For the rich shortcrust pastry, sift the flour with the salt into a large bowl. Rub in the butter until the mixture resembles breadcrumbs. Stir in the icing sugar.
Mix the egg yolk with 2 tbsp of the water and add to the flour mixture.
Mix to a firm dough, first with a knife, and finally with one hand. It may be necessary to add more water, but the pastry should not be too damp.
Roll out on a lightly floured surface and use to line a 23cm pie dish. Prick the base with a fork, then trim and crimp the edges. Chill for 20 mins.

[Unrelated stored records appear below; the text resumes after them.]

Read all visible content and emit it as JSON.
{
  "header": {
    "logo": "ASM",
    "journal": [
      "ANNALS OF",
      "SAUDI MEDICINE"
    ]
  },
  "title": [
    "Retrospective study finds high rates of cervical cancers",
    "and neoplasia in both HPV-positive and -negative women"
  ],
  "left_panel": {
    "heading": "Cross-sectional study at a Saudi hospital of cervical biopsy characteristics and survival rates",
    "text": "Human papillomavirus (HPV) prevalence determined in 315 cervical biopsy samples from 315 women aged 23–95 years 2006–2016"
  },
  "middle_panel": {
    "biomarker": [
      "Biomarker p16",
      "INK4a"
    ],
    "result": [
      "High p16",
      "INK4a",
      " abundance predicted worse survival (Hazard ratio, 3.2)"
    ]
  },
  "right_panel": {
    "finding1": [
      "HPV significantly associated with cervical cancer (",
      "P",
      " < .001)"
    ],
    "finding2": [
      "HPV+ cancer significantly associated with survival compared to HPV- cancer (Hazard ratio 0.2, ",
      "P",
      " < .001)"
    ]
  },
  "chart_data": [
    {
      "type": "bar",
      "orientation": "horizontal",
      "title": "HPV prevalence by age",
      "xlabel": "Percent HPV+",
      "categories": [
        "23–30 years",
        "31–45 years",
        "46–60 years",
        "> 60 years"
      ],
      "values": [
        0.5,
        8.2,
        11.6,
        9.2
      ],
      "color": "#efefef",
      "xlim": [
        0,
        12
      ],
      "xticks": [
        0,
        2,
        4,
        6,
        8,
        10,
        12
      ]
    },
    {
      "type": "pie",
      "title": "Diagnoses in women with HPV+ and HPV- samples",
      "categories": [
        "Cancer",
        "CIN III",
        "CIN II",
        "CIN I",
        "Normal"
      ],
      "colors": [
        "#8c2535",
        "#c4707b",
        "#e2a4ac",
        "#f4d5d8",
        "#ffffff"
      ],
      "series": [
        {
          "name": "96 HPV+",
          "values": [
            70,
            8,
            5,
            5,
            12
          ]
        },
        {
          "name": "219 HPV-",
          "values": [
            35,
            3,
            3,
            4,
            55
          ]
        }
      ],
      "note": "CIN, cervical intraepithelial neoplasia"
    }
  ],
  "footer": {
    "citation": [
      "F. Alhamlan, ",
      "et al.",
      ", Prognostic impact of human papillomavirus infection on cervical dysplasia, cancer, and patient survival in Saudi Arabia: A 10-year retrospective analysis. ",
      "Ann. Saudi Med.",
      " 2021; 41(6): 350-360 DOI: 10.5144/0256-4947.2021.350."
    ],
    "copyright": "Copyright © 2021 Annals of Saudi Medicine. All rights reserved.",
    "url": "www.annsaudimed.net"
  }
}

Heat the oven to 170°C. Line the pie crust with baking parchment and fill with baking beans. Bake for 20 minutes, then remove the baking beans and paper. Return to the oven and bake for a further 10 minutes until the base is dry. Remove from the oven and leave to cool. (Cool for 5 minutes then freeze for 10 minutes)
For the crème patisserie, scald 400ml of the milk by bringing it just below boiling point in a saucepan.
Cream the egg yolks with the sugar and the remaining 50ml of milk and, when pale, mix in the flours. Pour on the hot milk and mix well.
Return the mixture to the pan and bring slowly to the boil, stirring continuously. (It will go alarmingly lumpy, but don’t worry, keep stirring vigorously and it will become smooth.) Simmer for 2 minutes. Leave to cool slightly, then add the vanilla essence.
Cover with greaseproof paper to prevent a skin forming and chill.
Whip 150ml of the double cream to soft peaks, then whisk into the crème patissiere.
Pour the crème patissiere into the cooled pie crust and smooth with a palette knife. Chill until set. Remove the pie from the pie tin and place on a cake stand.
Whip the remaining 300ml double cream to soft peaks and spoon into a piping bag fitted with a star nozzle. Pipe cream around the edge of the custard pie.